Ближе к стрежу вода в реке крупно рябилась, кой-где даже пенилась от несильного встречного ветра. У берега настывал голубовато-станиолевый, похожий на бескровные голые десны старика, лед.
«Нет, не пойду я с тобой, сероглазая, – вспомнилась Чупахину старая общежитская песня, – счастья искать, чтобы горе найти...»
Где-то на середине моста они, не сговариваясь, остановились и, положив руки на перила, повернулись лицами к реке. На секунду Чупахину показалось, что спутница его исчезла.

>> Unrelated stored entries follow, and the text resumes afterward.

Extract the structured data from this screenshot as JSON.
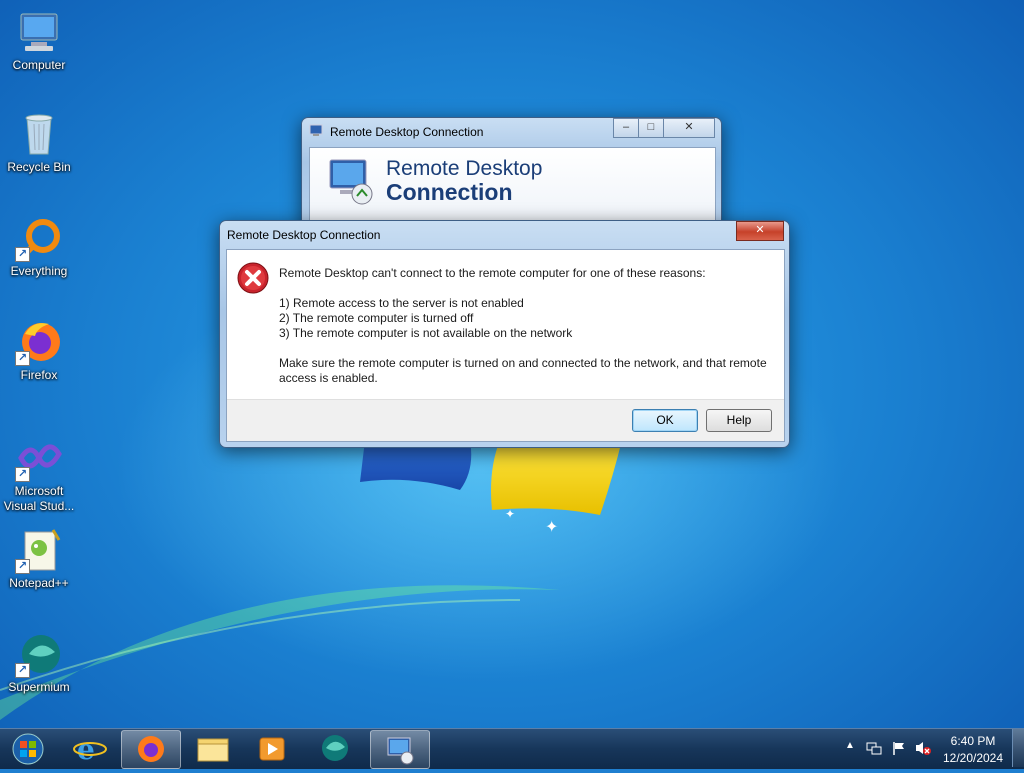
{
  "desktop_icons": [
    {
      "label": "Computer",
      "icon": "computer-icon",
      "shortcut": false
    },
    {
      "label": "Recycle Bin",
      "icon": "recycle-bin-icon",
      "shortcut": false
    },
    {
      "label": "Everything",
      "icon": "everything-icon",
      "shortcut": true
    },
    {
      "label": "Firefox",
      "icon": "firefox-icon",
      "shortcut": true
    },
    {
      "label": "Microsoft Visual Stud...",
      "icon": "visual-studio-icon",
      "shortcut": true
    },
    {
      "label": "Notepad++",
      "icon": "notepadpp-icon",
      "shortcut": true
    },
    {
      "label": "Supermium",
      "icon": "supermium-icon",
      "shortcut": true
    }
  ],
  "rdc_window": {
    "title": "Remote Desktop Connection",
    "banner_line1": "Remote Desktop",
    "banner_line2": "Connection",
    "minimize": "–",
    "maximize": "□",
    "close": "✕"
  },
  "error_dialog": {
    "title": "Remote Desktop Connection",
    "close": "✕",
    "message_intro": "Remote Desktop can't connect to the remote computer for one of these reasons:",
    "reasons": [
      "1) Remote access to the server is not enabled",
      "2) The remote computer is turned off",
      "3) The remote computer is not available on the network"
    ],
    "advice_line1": "Make sure the remote computer is turned on and connected to the network, and that remote",
    "advice_line2": "access is enabled.",
    "ok_label": "OK",
    "help_label": "Help"
  },
  "taskbar": {
    "items": [
      "start-orb",
      "internet-explorer-icon",
      "firefox-icon",
      "file-explorer-icon",
      "media-player-icon",
      "supermium-icon",
      "remote-desktop-icon"
    ],
    "active_item": "remote-desktop-icon",
    "tray": {
      "show_hidden": "▲",
      "time": "6:40 PM",
      "date": "12/20/2024"
    }
  },
  "colors": {
    "desktop_blue": "#1a7fd0",
    "error_red": "#c8232c",
    "taskbar": "#17365a"
  }
}
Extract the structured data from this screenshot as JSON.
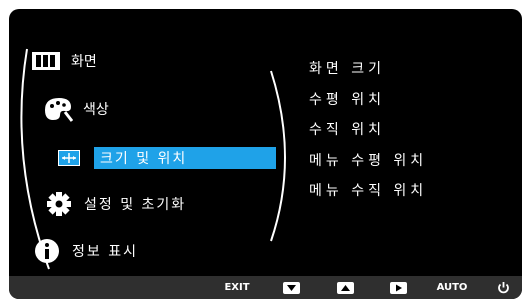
{
  "menu": {
    "items": [
      {
        "label": "화면",
        "icon": "picture-icon"
      },
      {
        "label": "색상",
        "icon": "palette-icon"
      },
      {
        "label": "크기 및 위치",
        "icon": "size-position-icon",
        "selected": true
      },
      {
        "label": "설정 및 초기화",
        "icon": "gear-icon"
      },
      {
        "label": "정보 표시",
        "icon": "info-icon"
      }
    ]
  },
  "submenu": {
    "items": [
      "화면 크기",
      "수평 위치",
      "수직 위치",
      "메뉴 수평 위치",
      "메뉴 수직 위치"
    ]
  },
  "bottom_bar": {
    "exit_label": "EXIT",
    "auto_label": "AUTO",
    "buttons": [
      "down-arrow-button",
      "up-arrow-button",
      "enter-button",
      "power-button"
    ]
  },
  "colors": {
    "background": "#000000",
    "highlight": "#1fa2e8",
    "bottom_bar": "#2f2f2f"
  }
}
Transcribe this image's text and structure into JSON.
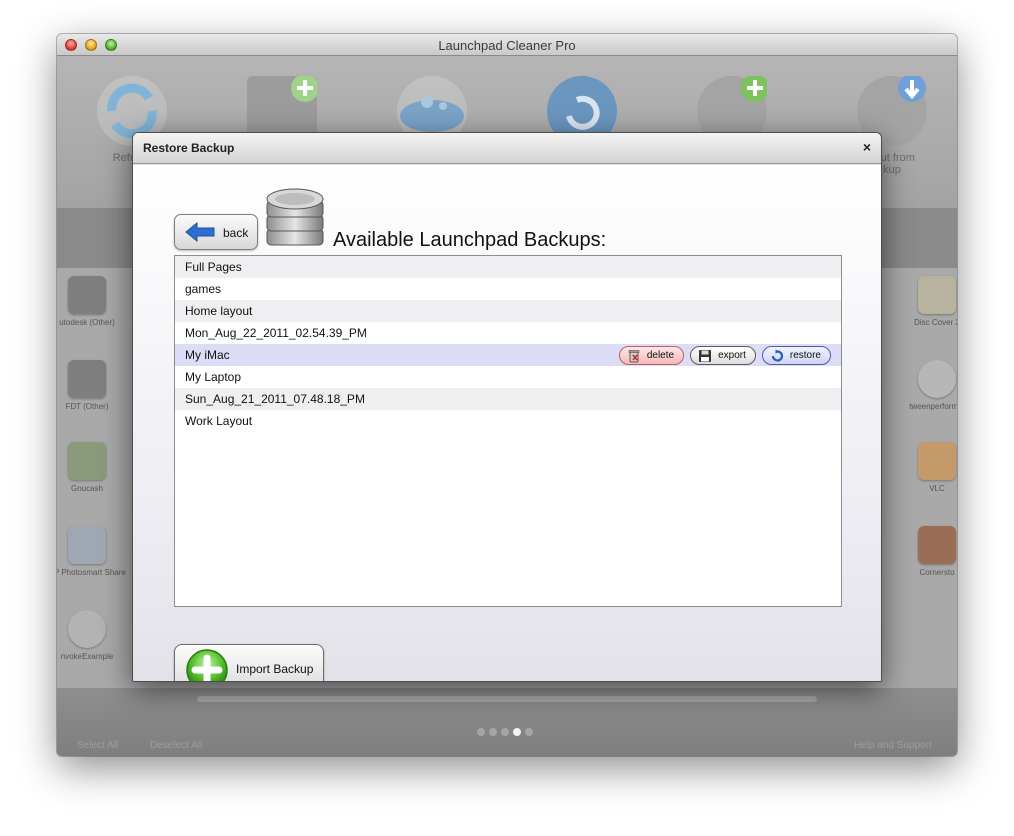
{
  "window": {
    "title": "Launchpad Cleaner Pro"
  },
  "toolbar": {
    "items": [
      {
        "label": "Refresh",
        "icon": "refresh-icon"
      },
      {
        "label": "",
        "icon": "add-page-icon"
      },
      {
        "label": "",
        "icon": "clean-icon"
      },
      {
        "label": "",
        "icon": "restore-icon"
      },
      {
        "label": "",
        "icon": "backup-add-icon"
      },
      {
        "label": "yout from\nkup",
        "icon": "backup-download-icon"
      }
    ]
  },
  "background_apps": {
    "left": [
      "utodesk (Other)",
      "FDT (Other)",
      "Gnucash",
      "HP Photosmart Share",
      "nvokeExample"
    ],
    "right": [
      "Disc Cover 2",
      "tweenperform e",
      "VLC",
      "Cornersto"
    ]
  },
  "bottom_bar": {
    "select_all": "Select All",
    "deselect_all": "Deselect All",
    "help": "Help and Support",
    "page_count": 5,
    "active_page": 4
  },
  "dialog": {
    "title": "Restore Backup",
    "close_glyph": "×",
    "back_label": "back",
    "heading": "Available Launchpad Backups:",
    "import_label": "Import Backup",
    "backups": [
      {
        "name": "Full Pages"
      },
      {
        "name": "games"
      },
      {
        "name": "Home layout"
      },
      {
        "name": "Mon_Aug_22_2011_02.54.39_PM"
      },
      {
        "name": "My iMac"
      },
      {
        "name": "My Laptop"
      },
      {
        "name": "Sun_Aug_21_2011_07.48.18_PM"
      },
      {
        "name": "Work Layout"
      }
    ],
    "selected_backup": "My iMac",
    "row_actions": {
      "delete": "delete",
      "export": "export",
      "restore": "restore"
    }
  },
  "colors": {
    "selected_row": "#dcdcf7",
    "alt_row": "#efeff1",
    "accent_blue": "#2c6fd0",
    "import_green": "#57c22e"
  }
}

– И куда вы теперь? – услышал он потом странный этот ее голос. – В бизнесмены подадитесь? – и, не дождавшись ответа, сняла одну из перчаток, чтобы нахлобучить поглубже капюшон пальто.

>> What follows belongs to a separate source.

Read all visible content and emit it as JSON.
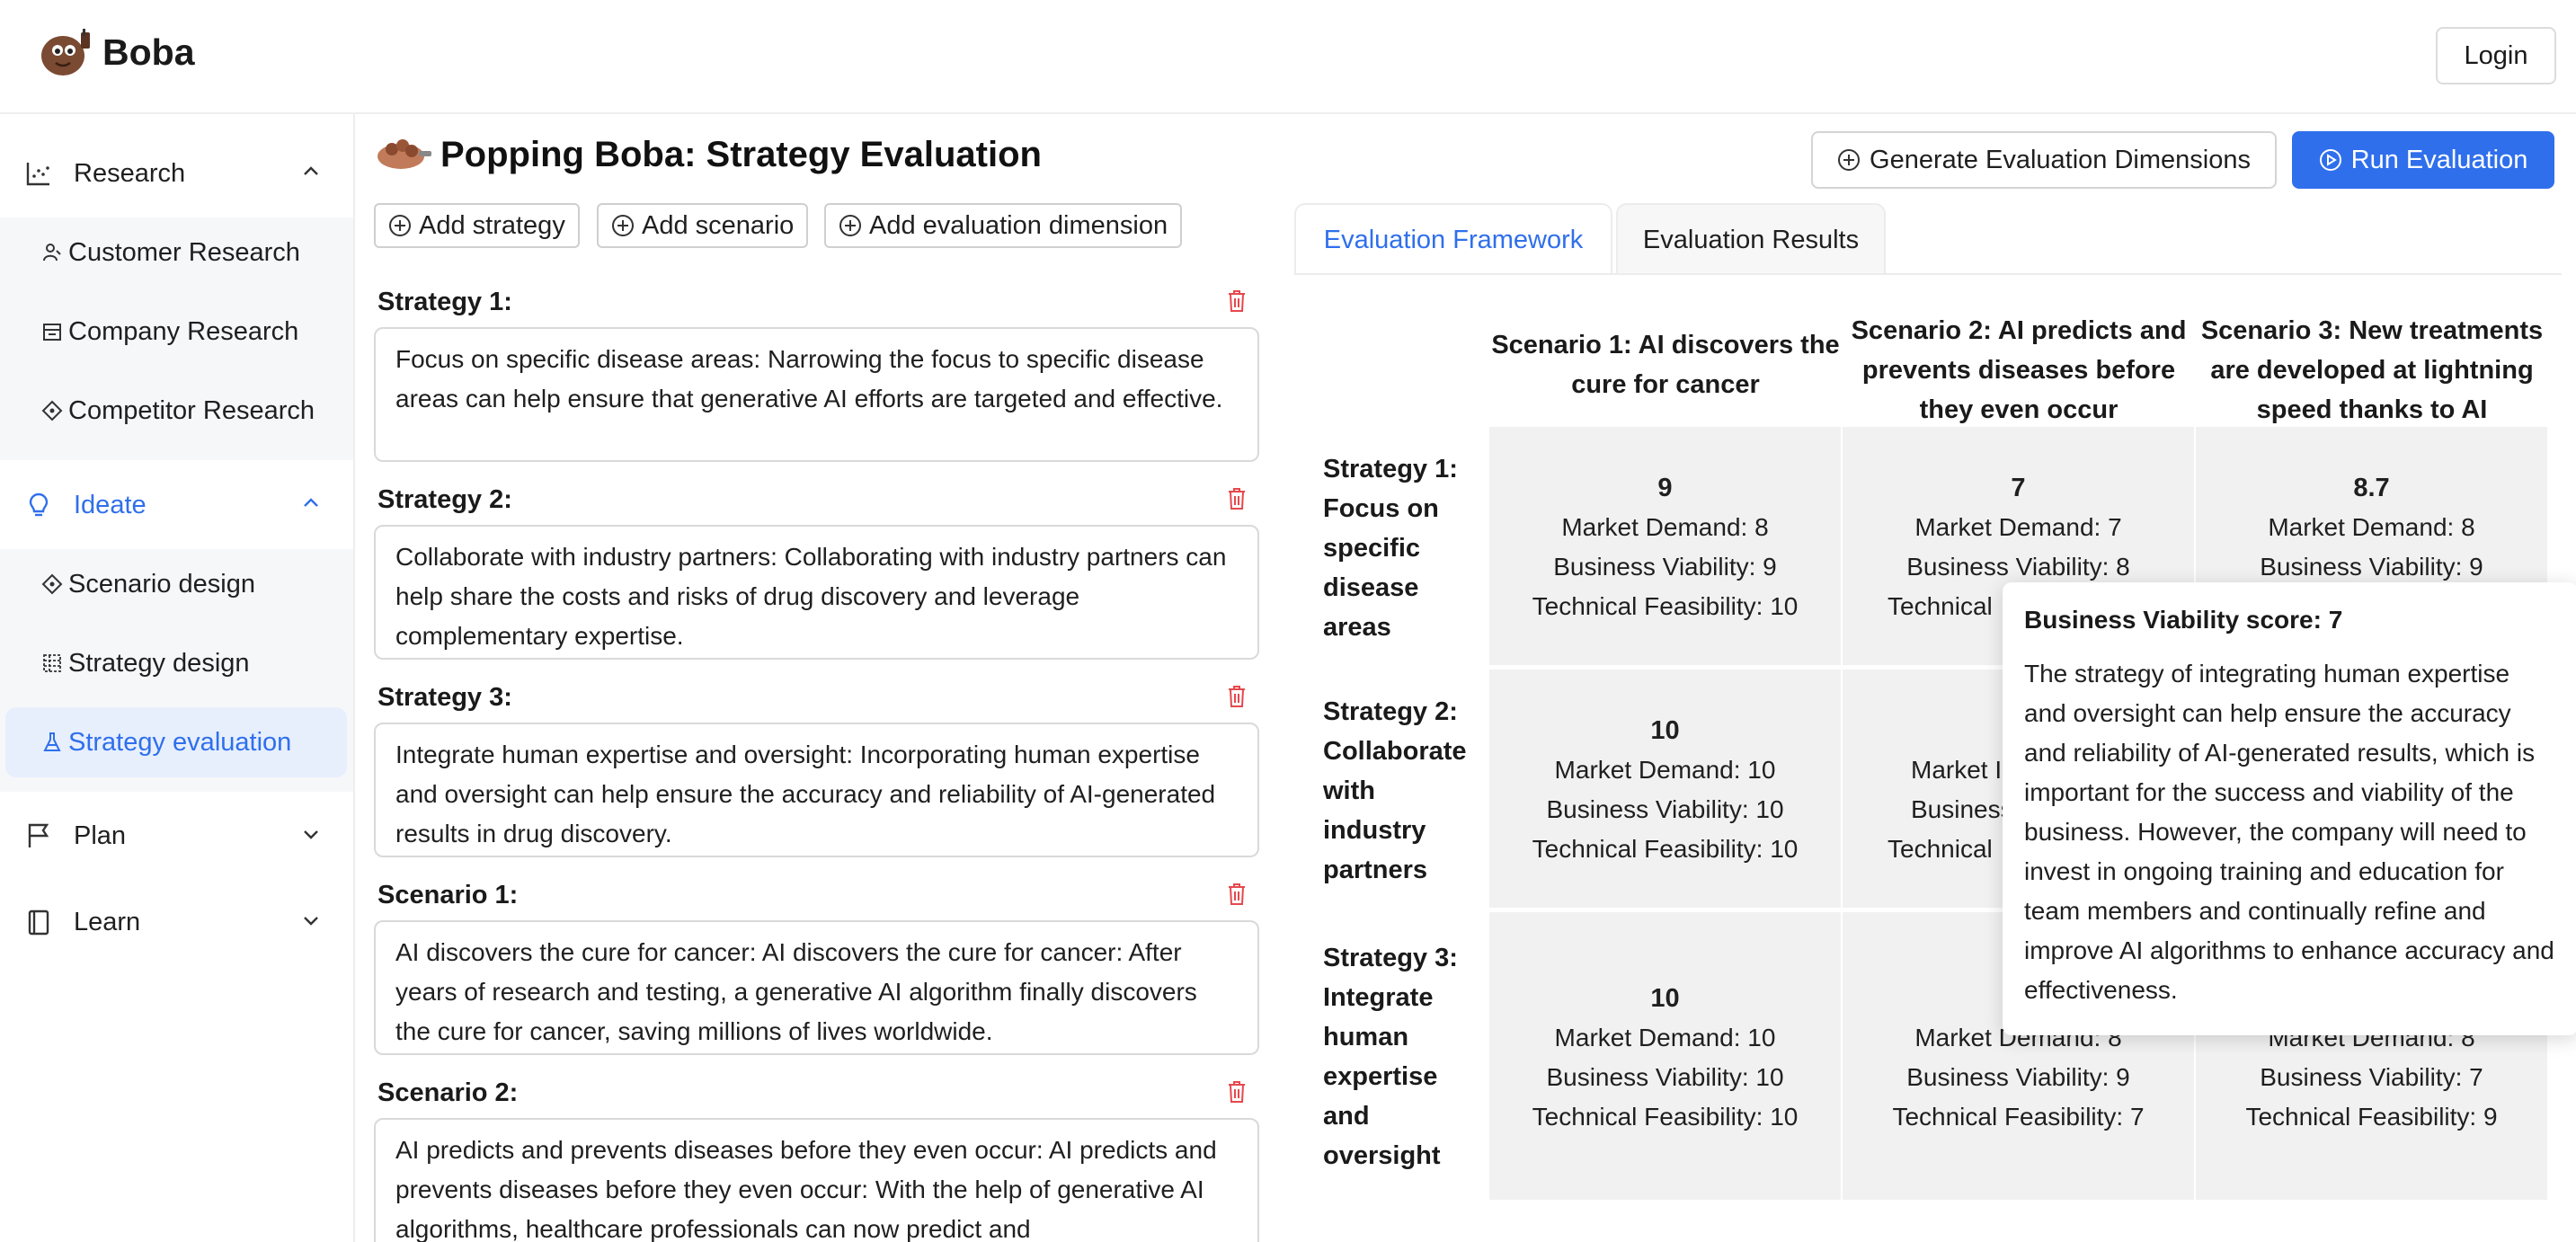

Можно было взять ее руку в свою, осторожно повернуть к себе и поцеловать в теплые и, он знал, дрогнувшие бы навстречу губы... Невыносимо, терпимо все-таки, неплохо, хорошо, прекрасно, замечательно! Все ведь и было в какой-то миллиметровой дольке градуса, критической массе. И была ли она, женщина, существовала ли в яви или только пригрезилась Чупахину с тоски, – по большому, по настоящему-то счету решающего значения не имело. Дело было в нем, в его способе понимать вещи, в его душе.
Вот и всё, думал он, вот и все. Всё.
По пешеходной дорожке позади шли люди, шуршали машины насыпанным поутру песочком от гололеда, проехала, быть может, «скорая» на какой-нибудь неведомый вызов, а он, Чупахин, стоял и стоял у парапета, не сдвигаясь и не уходя, смотрел и вглядывался в холодную бегущую под ним воду.
Примечания.
В эпиграфах использованы произведения Ду Фу, Софокла, «Песни царства Вэй», Андрея Платонова, опера «Кармен», бл. Августина, Дж. Конрада, Ван Гога, Иоанна Богослова (Иоанн 16, 13–23), Басё, Блеза Паскаля, Ген. Шпаликова, Осии (Ос. 5, 4), Готфрида Бенна, древнерусского плача.